Last fall I even thought he was a better candidate than John Kerry. But enough is enough.
The way President Bush has handled himself in the aftermath of Hurricane Katrina has been disheartening and deplorable.
Bush is not responsible for the devastation in the South. The hurricane did that.
Nor is Bush responsible for the levees breaking. Numerous administrations knew about those dangers.
Bush is responsible, however, for being lazy and uncaring since Aug. 27.
Since the onset of the devastation, Bush has done nothing but gloss over the destruction, show a lack of empathy and even interfere with and misuse valuable volunteers.
Bush’s first survey of the damage didn’t happen until two days after the hurricane hit, and he only looked out the window of Air Force One. Sen. Frank Lautenburg (D-N.J.) said it best last week: “It was not enough for the president to bank his plane and look at the window and say, ‘Oh, what a devastating sight.’ Instead of looking out the window of an airplane, he should have been on the ground giving the people devastated by this hurricane hope.”
Things only got worse for Bush. On Sept. 1, Bush sat down with Diane Sawyer on ABC’s Good Morning America and uttered these now infamous words.
“I don’t think anybody anticipated the breach of the levees. They did anticipate a serious storm. But these levees got breached. And as a result, much of New Orleans is flooded. And now we are having to deal with it and will.”
Really, Mr. President?
Perhaps you just don’t read National Geographic. The magazine predicted almost these exact circumstances in an October 2004 article titled “Gone with the Water.”
Former Mississippi senator Michael Parker said, “We’ve talked about it and said it in speeches on the floor of the Congress that we needed to be better prepared … yet the funding was not there.”
I guess Bush doesn’t pay much attention to his own Congress either.
But don’t despair! Bush is concerned about the things that really matter now.

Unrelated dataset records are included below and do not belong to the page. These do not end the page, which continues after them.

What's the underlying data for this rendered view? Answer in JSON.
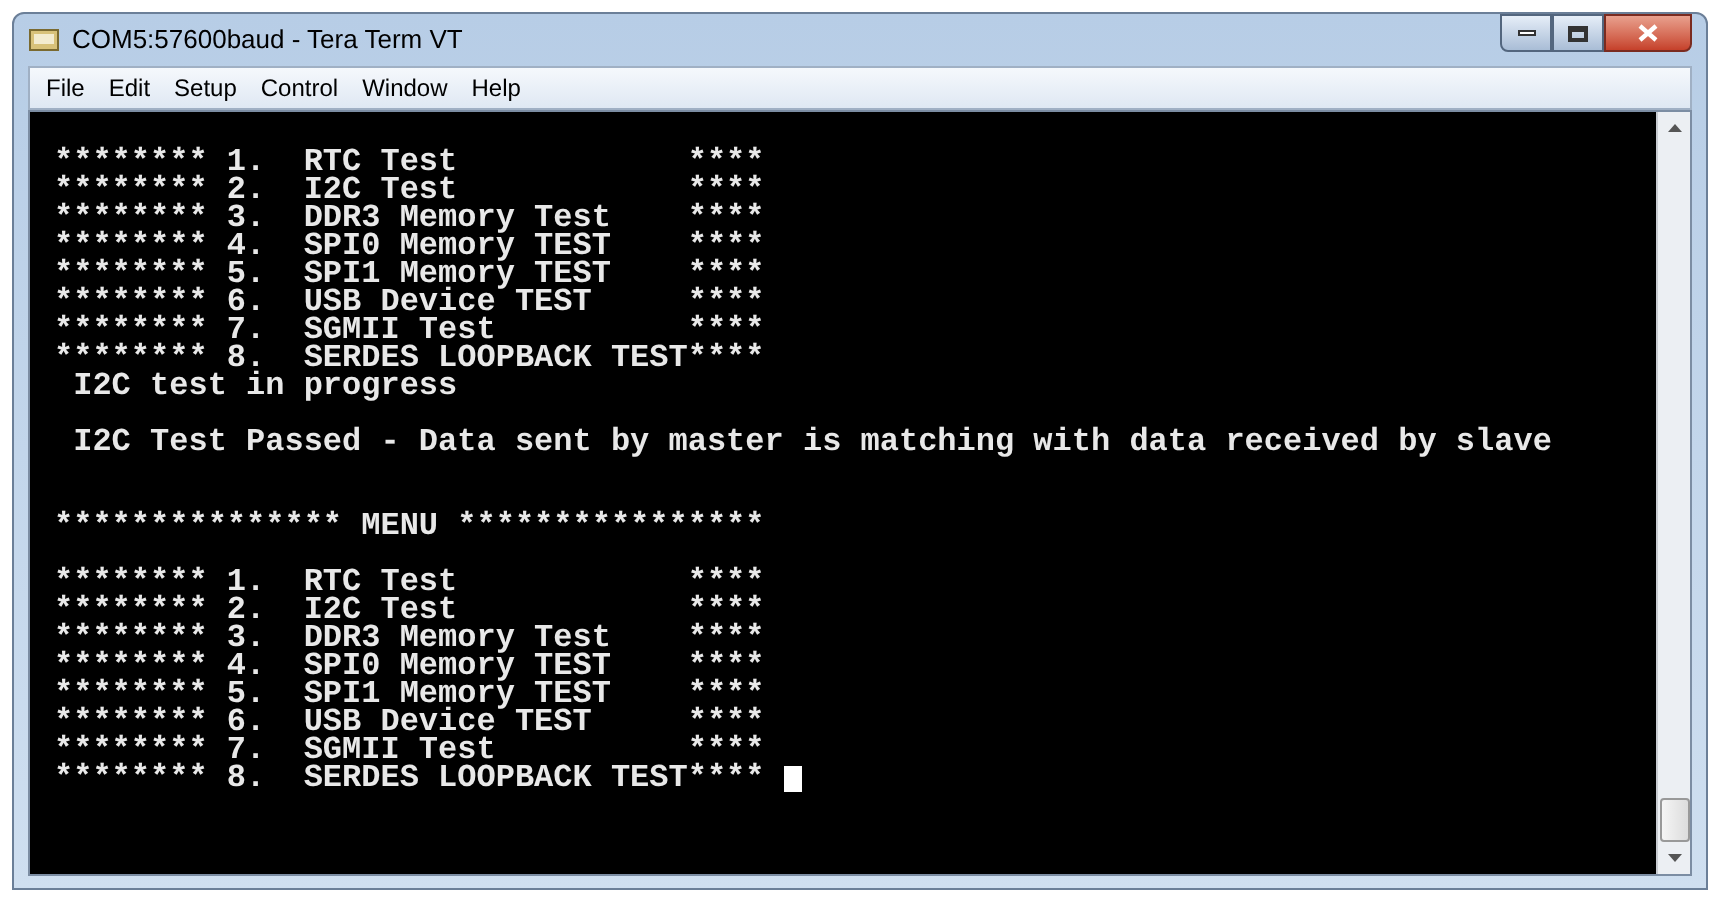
{
  "window": {
    "title": "COM5:57600baud - Tera Term VT"
  },
  "menu": [
    "File",
    "Edit",
    "Setup",
    "Control",
    "Window",
    "Help"
  ],
  "terminal": {
    "lines": [
      {
        "kind": "blank"
      },
      {
        "kind": "text",
        "text": "******** 1.  RTC Test            ****"
      },
      {
        "kind": "text",
        "text": "******** 2.  I2C Test            ****"
      },
      {
        "kind": "text",
        "text": "******** 3.  DDR3 Memory Test    ****"
      },
      {
        "kind": "text",
        "text": "******** 4.  SPI0 Memory TEST    ****"
      },
      {
        "kind": "text",
        "text": "******** 5.  SPI1 Memory TEST    ****"
      },
      {
        "kind": "text",
        "text": "******** 6.  USB Device TEST     ****"
      },
      {
        "kind": "text",
        "text": "******** 7.  SGMII Test          ****"
      },
      {
        "kind": "text",
        "text": "******** 8.  SERDES LOOPBACK TEST****"
      },
      {
        "kind": "text",
        "text": " I2C test in progress"
      },
      {
        "kind": "blank"
      },
      {
        "kind": "text",
        "text": " I2C Test Passed - Data sent by master is matching with data received by slave"
      },
      {
        "kind": "blank"
      },
      {
        "kind": "blank"
      },
      {
        "kind": "text",
        "text": "*************** MENU ****************"
      },
      {
        "kind": "blank"
      },
      {
        "kind": "text",
        "text": "******** 1.  RTC Test            ****"
      },
      {
        "kind": "text",
        "text": "******** 2.  I2C Test            ****"
      },
      {
        "kind": "text",
        "text": "******** 3.  DDR3 Memory Test    ****"
      },
      {
        "kind": "text",
        "text": "******** 4.  SPI0 Memory TEST    ****"
      },
      {
        "kind": "text",
        "text": "******** 5.  SPI1 Memory TEST    ****"
      },
      {
        "kind": "text",
        "text": "******** 6.  USB Device TEST     ****"
      },
      {
        "kind": "text",
        "text": "******** 7.  SGMII Test          ****"
      },
      {
        "kind": "prompt",
        "text": "******** 8.  SERDES LOOPBACK TEST****"
      }
    ]
  }
}
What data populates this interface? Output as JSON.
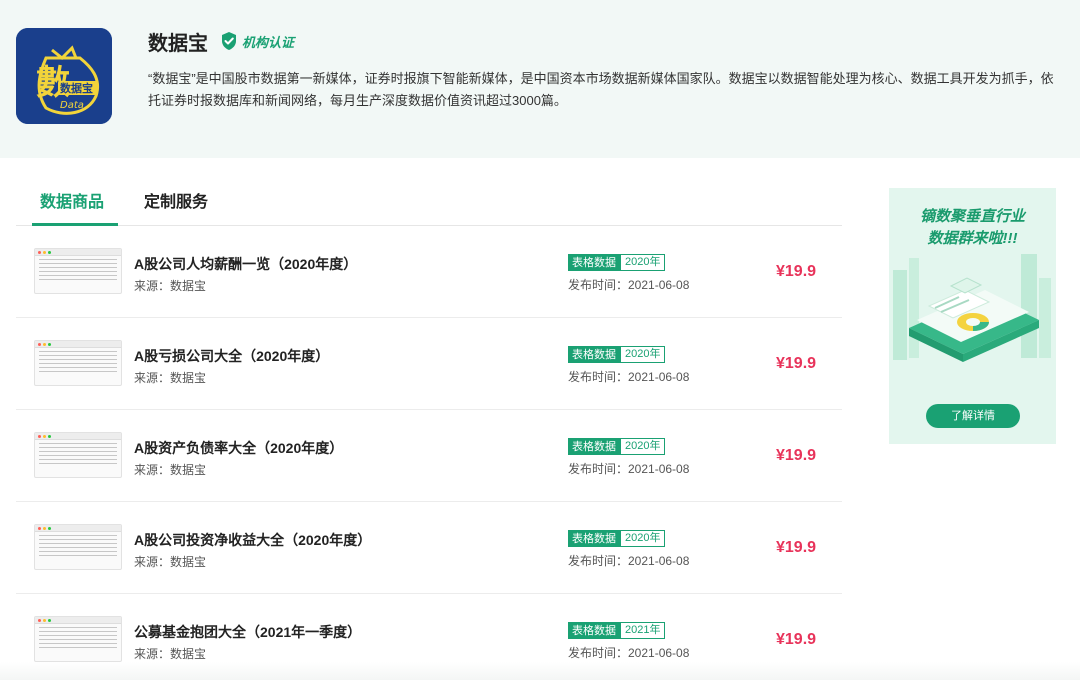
{
  "header": {
    "logo_text": "数据宝",
    "logo_subtext": "Data",
    "title": "数据宝",
    "verify_label": "机构认证",
    "description": "“数据宝”是中国股市数据第一新媒体，证券时报旗下智能新媒体，是中国资本市场数据新媒体国家队。数据宝以数据智能处理为核心、数据工具开发为抓手，依托证券时报数据库和新闻网络，每月生产深度数据价值资讯超过3000篇。"
  },
  "tabs": [
    {
      "label": "数据商品",
      "active": true
    },
    {
      "label": "定制服务",
      "active": false
    }
  ],
  "products": [
    {
      "name": "A股公司人均薪酬一览（2020年度）",
      "source": "来源：数据宝",
      "type": "表格数据",
      "year": "2020年",
      "published": "发布时间：2021-06-08",
      "price": "¥19.9"
    },
    {
      "name": "A股亏损公司大全（2020年度）",
      "source": "来源：数据宝",
      "type": "表格数据",
      "year": "2020年",
      "published": "发布时间：2021-06-08",
      "price": "¥19.9"
    },
    {
      "name": "A股资产负债率大全（2020年度）",
      "source": "来源：数据宝",
      "type": "表格数据",
      "year": "2020年",
      "published": "发布时间：2021-06-08",
      "price": "¥19.9"
    },
    {
      "name": "A股公司投资净收益大全（2020年度）",
      "source": "来源：数据宝",
      "type": "表格数据",
      "year": "2020年",
      "published": "发布时间：2021-06-08",
      "price": "¥19.9"
    },
    {
      "name": "公募基金抱团大全（2021年一季度）",
      "source": "来源：数据宝",
      "type": "表格数据",
      "year": "2021年",
      "published": "发布时间：2021-06-08",
      "price": "¥19.9"
    }
  ],
  "ad": {
    "title_line1": "镝数聚垂直行业",
    "title_line2": "数据群来啦!!!",
    "button": "了解详情"
  },
  "colors": {
    "accent": "#1aa173",
    "price": "#e8335a",
    "logo_bg": "#1a3f8c",
    "header_bg": "#f2f8f6"
  }
}
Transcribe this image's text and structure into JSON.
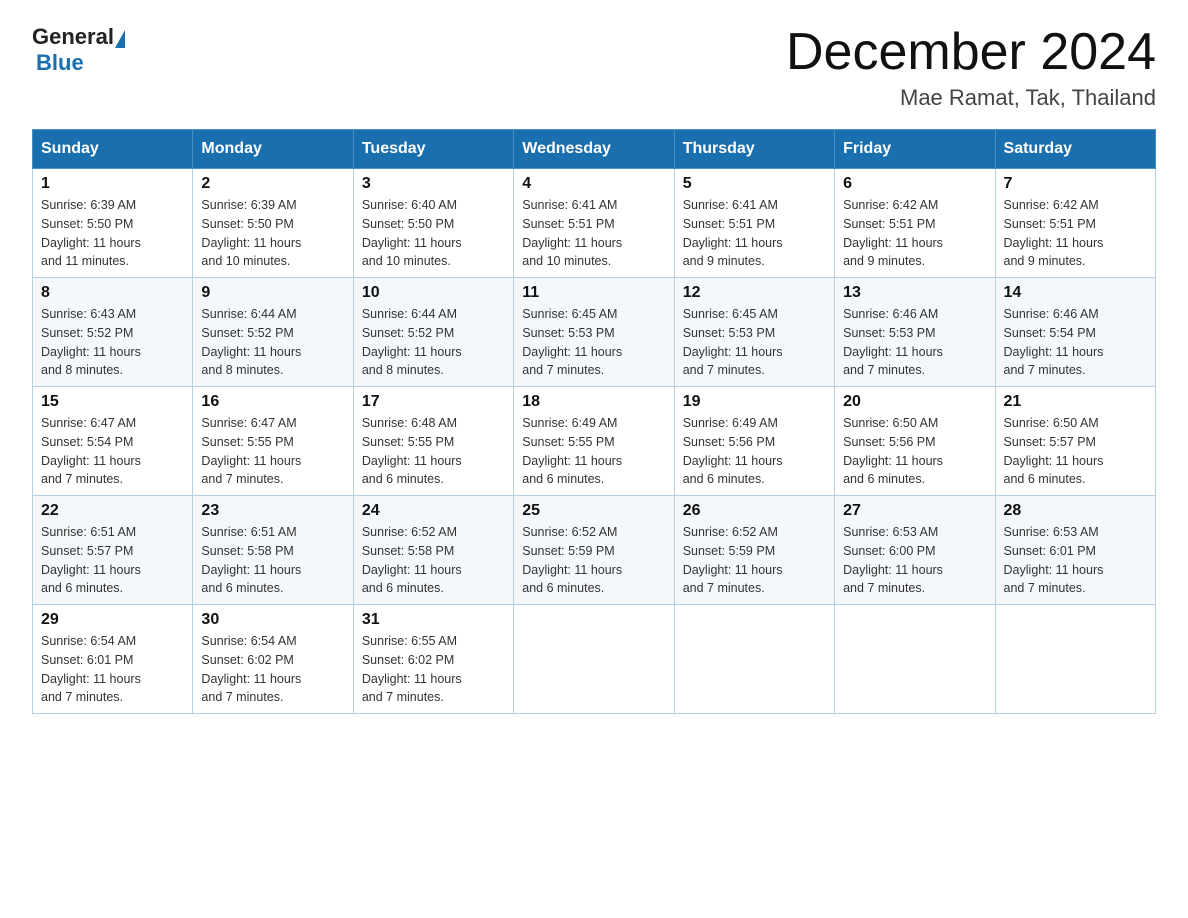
{
  "logo": {
    "general": "General",
    "blue": "Blue"
  },
  "title": "December 2024",
  "subtitle": "Mae Ramat, Tak, Thailand",
  "days_header": [
    "Sunday",
    "Monday",
    "Tuesday",
    "Wednesday",
    "Thursday",
    "Friday",
    "Saturday"
  ],
  "weeks": [
    [
      {
        "day": "1",
        "sunrise": "6:39 AM",
        "sunset": "5:50 PM",
        "daylight": "11 hours and 11 minutes."
      },
      {
        "day": "2",
        "sunrise": "6:39 AM",
        "sunset": "5:50 PM",
        "daylight": "11 hours and 10 minutes."
      },
      {
        "day": "3",
        "sunrise": "6:40 AM",
        "sunset": "5:50 PM",
        "daylight": "11 hours and 10 minutes."
      },
      {
        "day": "4",
        "sunrise": "6:41 AM",
        "sunset": "5:51 PM",
        "daylight": "11 hours and 10 minutes."
      },
      {
        "day": "5",
        "sunrise": "6:41 AM",
        "sunset": "5:51 PM",
        "daylight": "11 hours and 9 minutes."
      },
      {
        "day": "6",
        "sunrise": "6:42 AM",
        "sunset": "5:51 PM",
        "daylight": "11 hours and 9 minutes."
      },
      {
        "day": "7",
        "sunrise": "6:42 AM",
        "sunset": "5:51 PM",
        "daylight": "11 hours and 9 minutes."
      }
    ],
    [
      {
        "day": "8",
        "sunrise": "6:43 AM",
        "sunset": "5:52 PM",
        "daylight": "11 hours and 8 minutes."
      },
      {
        "day": "9",
        "sunrise": "6:44 AM",
        "sunset": "5:52 PM",
        "daylight": "11 hours and 8 minutes."
      },
      {
        "day": "10",
        "sunrise": "6:44 AM",
        "sunset": "5:52 PM",
        "daylight": "11 hours and 8 minutes."
      },
      {
        "day": "11",
        "sunrise": "6:45 AM",
        "sunset": "5:53 PM",
        "daylight": "11 hours and 7 minutes."
      },
      {
        "day": "12",
        "sunrise": "6:45 AM",
        "sunset": "5:53 PM",
        "daylight": "11 hours and 7 minutes."
      },
      {
        "day": "13",
        "sunrise": "6:46 AM",
        "sunset": "5:53 PM",
        "daylight": "11 hours and 7 minutes."
      },
      {
        "day": "14",
        "sunrise": "6:46 AM",
        "sunset": "5:54 PM",
        "daylight": "11 hours and 7 minutes."
      }
    ],
    [
      {
        "day": "15",
        "sunrise": "6:47 AM",
        "sunset": "5:54 PM",
        "daylight": "11 hours and 7 minutes."
      },
      {
        "day": "16",
        "sunrise": "6:47 AM",
        "sunset": "5:55 PM",
        "daylight": "11 hours and 7 minutes."
      },
      {
        "day": "17",
        "sunrise": "6:48 AM",
        "sunset": "5:55 PM",
        "daylight": "11 hours and 6 minutes."
      },
      {
        "day": "18",
        "sunrise": "6:49 AM",
        "sunset": "5:55 PM",
        "daylight": "11 hours and 6 minutes."
      },
      {
        "day": "19",
        "sunrise": "6:49 AM",
        "sunset": "5:56 PM",
        "daylight": "11 hours and 6 minutes."
      },
      {
        "day": "20",
        "sunrise": "6:50 AM",
        "sunset": "5:56 PM",
        "daylight": "11 hours and 6 minutes."
      },
      {
        "day": "21",
        "sunrise": "6:50 AM",
        "sunset": "5:57 PM",
        "daylight": "11 hours and 6 minutes."
      }
    ],
    [
      {
        "day": "22",
        "sunrise": "6:51 AM",
        "sunset": "5:57 PM",
        "daylight": "11 hours and 6 minutes."
      },
      {
        "day": "23",
        "sunrise": "6:51 AM",
        "sunset": "5:58 PM",
        "daylight": "11 hours and 6 minutes."
      },
      {
        "day": "24",
        "sunrise": "6:52 AM",
        "sunset": "5:58 PM",
        "daylight": "11 hours and 6 minutes."
      },
      {
        "day": "25",
        "sunrise": "6:52 AM",
        "sunset": "5:59 PM",
        "daylight": "11 hours and 6 minutes."
      },
      {
        "day": "26",
        "sunrise": "6:52 AM",
        "sunset": "5:59 PM",
        "daylight": "11 hours and 7 minutes."
      },
      {
        "day": "27",
        "sunrise": "6:53 AM",
        "sunset": "6:00 PM",
        "daylight": "11 hours and 7 minutes."
      },
      {
        "day": "28",
        "sunrise": "6:53 AM",
        "sunset": "6:01 PM",
        "daylight": "11 hours and 7 minutes."
      }
    ],
    [
      {
        "day": "29",
        "sunrise": "6:54 AM",
        "sunset": "6:01 PM",
        "daylight": "11 hours and 7 minutes."
      },
      {
        "day": "30",
        "sunrise": "6:54 AM",
        "sunset": "6:02 PM",
        "daylight": "11 hours and 7 minutes."
      },
      {
        "day": "31",
        "sunrise": "6:55 AM",
        "sunset": "6:02 PM",
        "daylight": "11 hours and 7 minutes."
      },
      null,
      null,
      null,
      null
    ]
  ],
  "labels": {
    "sunrise": "Sunrise:",
    "sunset": "Sunset:",
    "daylight": "Daylight:"
  }
}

In a press conference on Sept. 2 Bush stated, “The good news is – and it’s hard for some to see it now – that out of this chaos is going to come a fantastic Gulf Coast, like it was before. Out of the rubbles of Trent Lott’s house – he’s lost his entire house – there’s going to be a fantastic house. And I’m looking forward to sitting on the porch.”
That’s right, thousands are homeless and President Bush has the audacity to voice his concern over the home of a man who makes $175,000 a year as the Senate majority leader.
Never before have I seen Bush’s lack of empathy on such a grand scale.
What’s taken the actions of Mr. Bush over the top is his apparent misuse of volunteers willing to help with the recovery of the South. In what can only be described as American bureaucracy at its best, nearly 1,000 firefighters from around the nation were ordered to Atlanta, where they were forced to take a one-day training course on such topics as sexual harassment, according to a report in a recent Salt Lake Tribune article. The course was required before the firefighters were allowed to get to the task at hand. For many the task at hand was handing out fliers along the Southern coast. There are people stranded on rooftops and the federal government has certified search and rescue personnel handing out fliers.
It gets better.
As specific orders were being handed out, 50 firefighters were given orders to board a plane and head to Louisiana. Their mission: to stand beside the president as he tours devastated areas. What a valuable way to use 50 fresh bodies.
In the past few weeks all Bush has done is make a mess of the situation and a fool of himself.
Maybe someday, after Bush is no longer in office, I’ll be proud to be a conservative again, but for now I don’t feel comfortable being associated with Bush in any way.
I know Bush-bashing is something we hear a lot of, but Bush-bashing, coming from me and other long time Bush supporters, is a big blow.
Columns reflect the opinion of the author and not necessarily that of the Northern Star staff.